Baum, himself a handgun owner and holder of a concealed-carry license, traces what he calls "the gun-carrying revolution" to Florida, whose cocaine-driven murder rate in 1987 ran 40 percent higher than the national average. But instead of restricting access to guns in the face of such slaughter, he writes, the Florida legislature took the view that citizens should be able to defend themselves and ordered police chiefs to issue any adult a carry permit unless there was good reason to deny it. "In the history of gun politics, this was a big moment. The gun-rights movement had won just about every battle it had fought since coalescing in the late 1960s, but these had been defensive battles against new gun-control laws. Reversing the burden of proof on carry permits expanded gun rights. For the first time, the movement was on offense, and the public loved it."

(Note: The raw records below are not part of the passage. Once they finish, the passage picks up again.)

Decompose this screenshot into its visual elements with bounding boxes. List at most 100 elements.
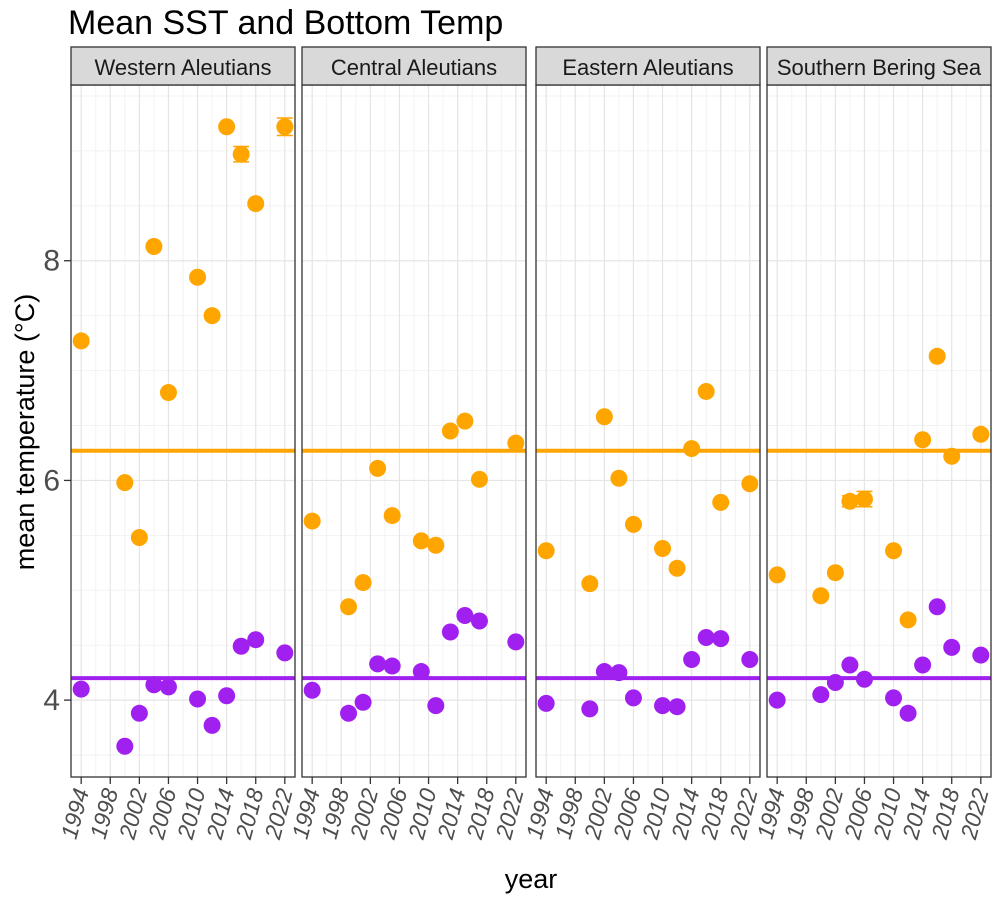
bottom-temp-point [276, 644, 294, 662]
bottom-temp-point [456, 607, 474, 625]
sst-point [116, 474, 134, 492]
facet-strip-label: Western Aleutians [95, 55, 272, 80]
sst-point [276, 118, 294, 136]
bottom-temp-point [507, 633, 525, 651]
y-tick-label: 8 [43, 245, 60, 278]
bottom-temp-point [232, 637, 250, 655]
bottom-temp-point [855, 670, 873, 688]
facet-panel: Western Aleutians19941998200220062010201… [56, 46, 298, 843]
sst-point [841, 492, 859, 510]
sst-point [203, 307, 221, 325]
sst-point [899, 611, 917, 629]
bottom-temp-point [595, 663, 613, 681]
sst-point [972, 425, 990, 443]
sst-point [189, 268, 207, 286]
facet-strip-label: Central Aleutians [331, 55, 497, 80]
bottom-temp-point [581, 700, 599, 718]
sst-point [427, 536, 445, 554]
sst-point [914, 431, 932, 449]
bottom-temp-point [668, 698, 686, 716]
bottom-temp-point [441, 623, 459, 641]
chart-title: Mean SST and Bottom Temp [68, 4, 503, 42]
bottom-temp-point [130, 704, 148, 722]
facet-strip [301, 46, 527, 86]
facet-strip-label: Eastern Aleutians [562, 55, 733, 80]
bottom-temp-point [741, 650, 759, 668]
bottom-temp-point [203, 716, 221, 734]
sst-point [668, 559, 686, 577]
bottom-temp-point [427, 697, 445, 715]
sst-point [130, 529, 148, 547]
panel-content [302, 85, 526, 777]
bottom-temp-point [841, 656, 859, 674]
bottom-temp-point [354, 693, 372, 711]
facet-panels: Western Aleutians19941998200220062010201… [56, 46, 994, 843]
panel-content [71, 85, 295, 777]
panel-content [536, 85, 760, 777]
sst-point [928, 347, 946, 365]
sst-point [369, 459, 387, 477]
sst-point [768, 566, 786, 584]
sst-point [507, 434, 525, 452]
facet-panel: Eastern Aleutians19941998200220062010201… [521, 46, 763, 843]
sst-point [654, 540, 672, 558]
y-axis: 4 6 8 [43, 245, 71, 717]
bottom-temp-point [72, 680, 90, 698]
sst-point [354, 574, 372, 592]
sst-point [826, 564, 844, 582]
sst-point [624, 515, 642, 533]
bottom-temp-point [369, 655, 387, 673]
sst-point [812, 587, 830, 605]
bottom-temp-point [943, 638, 961, 656]
bottom-temp-point [624, 689, 642, 707]
bottom-temp-point [972, 646, 990, 664]
bottom-temp-point [683, 650, 701, 668]
sst-point [610, 469, 628, 487]
sst-point [412, 532, 430, 550]
sst-point [855, 490, 873, 508]
sst-point [441, 422, 459, 440]
sst-point [247, 195, 265, 213]
bottom-temp-point [885, 689, 903, 707]
bottom-temp-point [303, 681, 321, 699]
bottom-temp-point [218, 687, 236, 705]
sst-point [943, 447, 961, 465]
facet-strip-label: Southern Bering Sea [777, 55, 982, 80]
bottom-temp-point [712, 630, 730, 648]
bottom-temp-point [768, 691, 786, 709]
sst-point [712, 493, 730, 511]
sst-point [72, 332, 90, 350]
bottom-temp-point [340, 704, 358, 722]
bottom-temp-point [914, 656, 932, 674]
bottom-temp-point [928, 598, 946, 616]
y-tick-label: 6 [43, 464, 60, 497]
bottom-temp-point [247, 631, 265, 649]
sst-point [303, 512, 321, 530]
bottom-temp-point [537, 694, 555, 712]
sst-point [697, 382, 715, 400]
sst-point [340, 598, 358, 616]
sst-point [159, 384, 177, 402]
bottom-temp-point [812, 686, 830, 704]
sst-point [456, 412, 474, 430]
sst-point [470, 470, 488, 488]
sst-point [145, 237, 163, 255]
facet-panel: Southern Bering Sea199419982002200620102… [752, 46, 994, 843]
facet-strip [70, 46, 296, 86]
bottom-temp-point [159, 678, 177, 696]
sst-point [537, 542, 555, 560]
x-axis-title: year [505, 864, 558, 894]
bottom-temp-point [383, 657, 401, 675]
bottom-temp-point [899, 704, 917, 722]
panel-content [767, 85, 991, 777]
facet-strip [766, 46, 992, 86]
bottom-temp-point [189, 690, 207, 708]
bottom-temp-point [610, 664, 628, 682]
bottom-temp-point [145, 676, 163, 694]
sst-point [232, 145, 250, 163]
facet-strip [535, 46, 761, 86]
sst-point [383, 507, 401, 525]
bottom-temp-point [826, 674, 844, 692]
sst-point [683, 440, 701, 458]
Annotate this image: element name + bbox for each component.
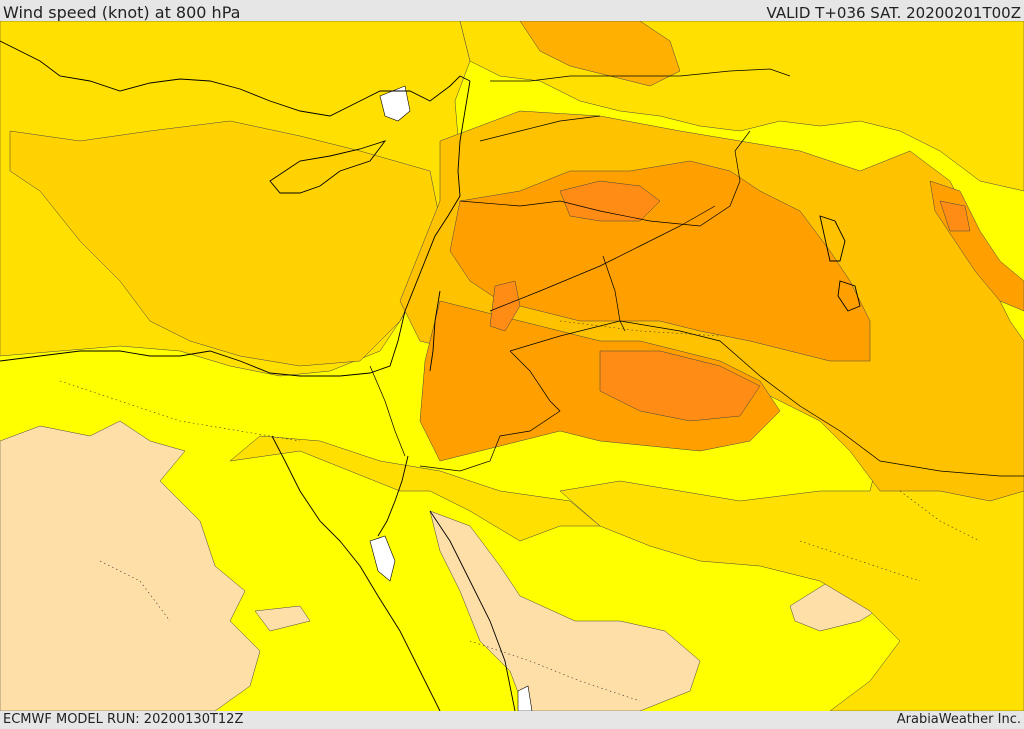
lake-3 [517,685,533,711]
map-title: Wind speed (knot) at 800 hPa [3,3,241,22]
dotted-contours [59,320,981,702]
dark-orange-zone-2 [599,350,761,422]
political-borders [369,68,1024,477]
wind-speed-map [0,21,1024,711]
valid-time-label: VALID T+036 SAT. 20200201T00Z [766,4,1021,22]
orange-zone-syria-iraq [449,160,871,362]
gold-zone-south [229,435,601,542]
map-canvas [0,21,1024,711]
beige-zone-center [429,510,701,711]
orange-zone-top [519,21,681,87]
amber-zone-levant [9,120,441,367]
dark-orange-zone-3 [489,280,521,332]
dark-orange-zone-1 [559,180,661,222]
header-bar: Wind speed (knot) at 800 hPa VALID T+036… [0,0,1024,22]
model-run-label: ECMWF MODEL RUN: 20200130T12Z [3,712,244,727]
beige-zone-west [0,420,261,711]
footer-bar: ECMWF MODEL RUN: 20200130T12Z ArabiaWeat… [0,711,1024,729]
dark-orange-zone-4 [939,200,971,232]
beige-zone-mid [254,605,311,632]
lake-2 [369,535,396,582]
credit-label: ArabiaWeather Inc. [896,712,1021,727]
lake-1 [379,85,411,122]
coastlines [0,40,861,711]
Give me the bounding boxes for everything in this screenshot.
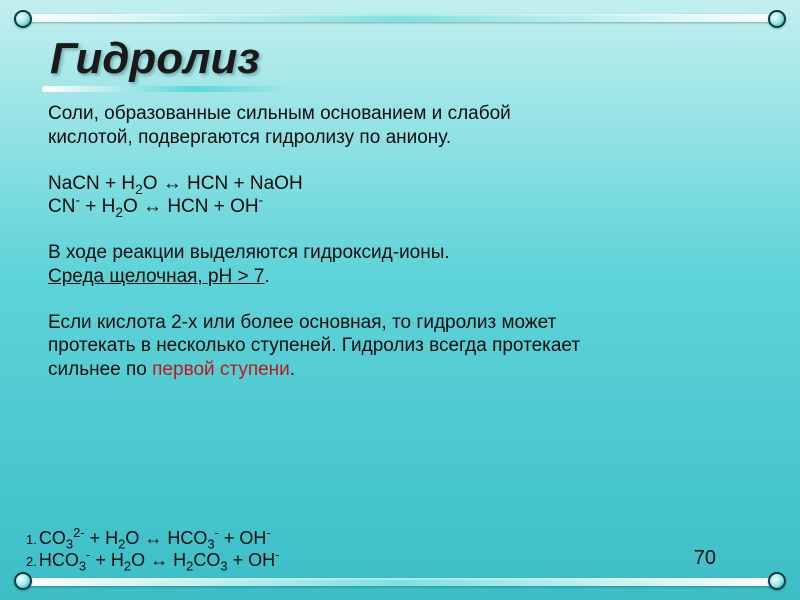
eq-text: + H bbox=[85, 528, 119, 548]
subscript: 3 bbox=[220, 559, 227, 574]
superscript: - bbox=[266, 525, 270, 540]
multi-line-1: Если кислота 2-х или более основная, то … bbox=[48, 312, 556, 333]
footer-equation-1: 1.CO32- + H2O ↔ HCO3- + OH- bbox=[26, 528, 279, 550]
list-number: 1. bbox=[26, 532, 37, 547]
eq-text: O ↔ HCN + NaOH bbox=[143, 173, 303, 194]
list-number: 2. bbox=[26, 554, 37, 569]
superscript: 2- bbox=[73, 525, 85, 540]
corner-bead-icon bbox=[14, 572, 32, 590]
corner-bead-icon bbox=[768, 10, 786, 28]
environment-line: Среда щелочная, pH > 7. bbox=[48, 265, 760, 289]
superscript: - bbox=[259, 193, 264, 208]
eq-text: + OH bbox=[219, 528, 267, 548]
superscript: - bbox=[275, 547, 279, 562]
frame-top-bar bbox=[20, 14, 780, 22]
intro-line-1: Соли, образованные сильным основанием и … bbox=[48, 103, 511, 124]
eq-text: NaCN + H bbox=[48, 173, 135, 194]
slide-container: Гидролиз Соли, образованные сильным осно… bbox=[0, 0, 800, 600]
title-underline bbox=[42, 86, 292, 92]
slide-title: Гидролиз bbox=[50, 34, 760, 84]
subscript: 2 bbox=[135, 181, 143, 196]
eq-text: CO bbox=[193, 550, 220, 570]
slide-body: Соли, образованные сильным основанием и … bbox=[48, 102, 760, 382]
eq-text: O ↔ HCN + OH bbox=[123, 196, 259, 217]
eq-text: CO bbox=[39, 528, 66, 548]
env-dot: . bbox=[265, 266, 270, 287]
corner-bead-icon bbox=[768, 572, 786, 590]
eq-text: CN bbox=[48, 196, 75, 217]
page-number: 70 bbox=[694, 547, 716, 570]
eq-text: HCO bbox=[39, 550, 79, 570]
footer-equations: 1.CO32- + H2O ↔ HCO3- + OH- 2.HCO3- + H2… bbox=[26, 528, 279, 572]
ions-line: В ходе реакции выделяются гидроксид-ионы… bbox=[48, 241, 760, 265]
intro-line-2: кислотой, подвергаются гидролизу по анио… bbox=[48, 127, 451, 148]
env-underlined: Среда щелочная, pH > 7 bbox=[48, 266, 265, 287]
multi-line-3a: сильнее по bbox=[48, 359, 152, 380]
equation-2: CN- + H2O ↔ HCN + OH- bbox=[48, 195, 760, 219]
eq-text: + H bbox=[90, 550, 124, 570]
subscript: 3 bbox=[79, 559, 86, 574]
multi-line-3c: . bbox=[290, 359, 295, 380]
footer-equation-2: 2.HCO3- + H2O ↔ H2CO3 + OH- bbox=[26, 550, 279, 572]
multi-line-2: протекать в несколько ступеней. Гидролиз… bbox=[48, 335, 580, 356]
eq-text: + OH bbox=[228, 550, 276, 570]
corner-bead-icon bbox=[14, 10, 32, 28]
eq-text: O ↔ H bbox=[131, 550, 186, 570]
first-stage-highlight: первой ступени bbox=[152, 359, 290, 380]
equation-1: NaCN + H2O ↔ HCN + NaOH bbox=[48, 172, 760, 196]
eq-text: O ↔ HCO bbox=[125, 528, 207, 548]
frame-bottom-bar bbox=[20, 578, 780, 586]
eq-text: + H bbox=[80, 196, 115, 217]
subscript: 2 bbox=[115, 205, 123, 220]
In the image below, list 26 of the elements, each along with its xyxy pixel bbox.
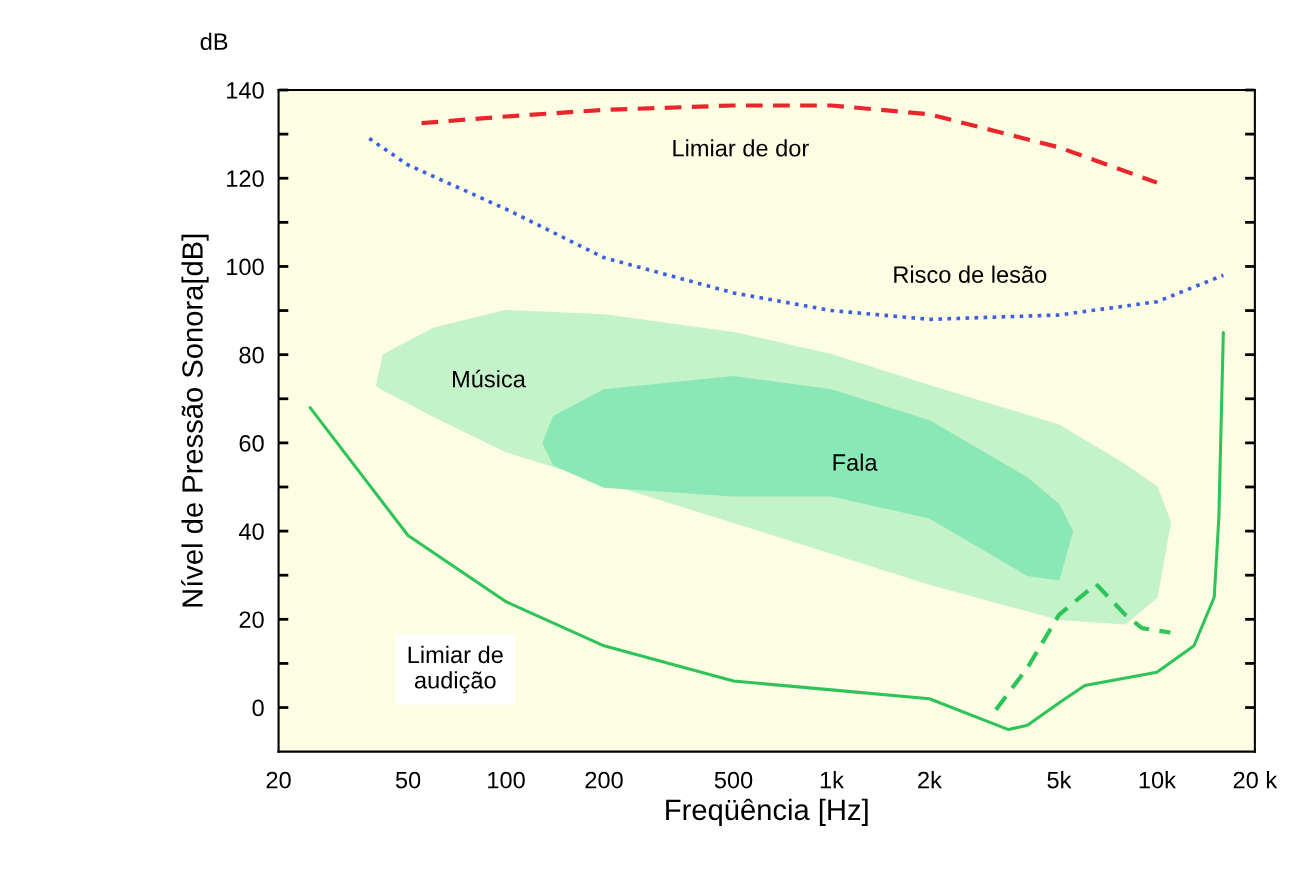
x-tick-label: 200 [585, 771, 623, 789]
x-tick-label: 5k [1047, 771, 1072, 789]
y-tick-label: 140 [227, 82, 264, 99]
y-tick-label: 40 [238, 523, 264, 540]
x-axis-title: Freqüência [Hz] [666, 798, 868, 826]
annotation: Risco de lesão [894, 265, 1047, 283]
annotation: Fala [833, 453, 878, 471]
x-tick-label: 10k [1139, 771, 1176, 789]
text: dB [200, 32, 228, 51]
annotation: Limiar de audição [408, 645, 503, 694]
y-tick-label: 60 [239, 434, 264, 452]
y-tick-label: 0 [252, 699, 264, 717]
x-tick-label: 100 [488, 771, 525, 789]
x-tick-label: 20 k [1233, 771, 1278, 789]
y-axis-title: Nível de Pressão Sonora[dB] [181, 234, 209, 607]
annotation: Limiar de dor [673, 139, 809, 157]
x-tick-label: 2k [918, 771, 942, 789]
annotation: Música [453, 369, 526, 388]
x-tick-label: 500 [714, 771, 753, 789]
x-tick-label: 1k [820, 771, 844, 789]
x-tick-label: 50 [395, 771, 421, 789]
y-tick-label: 80 [239, 346, 264, 364]
y-tick-label: 20 [239, 611, 264, 629]
y-tick-label: 120 [227, 170, 264, 188]
y-tick-label: 100 [227, 258, 264, 276]
x-tick-label: 20 [266, 771, 291, 789]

To his credit, Baum is candid about the heightened sense of power carrying a handgun has given him: "There’s no denying that carrying a gun has made my days a lot more dramatic. Suddenly, I’m dangerous. I’m an action figure. I bear a lethal secret into every social encounter." And he has to "remind myself occasionally that my gun is not a prop, a political statement, or a rhetorical device, but an instrument designed to blow a ragged channel through a human being."
Currently in the United States, 37 states have "shall issue" laws, which require law enforcement authorities to issue a concealed-pistol license to an adult citizen unless he or she has a state-mandated reason for disqualification, such as a felony conviction. With 250 million firearms in private hands, guns are here to stay.
Gun ownership and control is a hot-button subject that invariably fans emotional flames no matter what position you take on the issue. Baum deserves credit for having written a balanced, well-researched, and personally revealing article. He has advanced--and elevated--the discussion.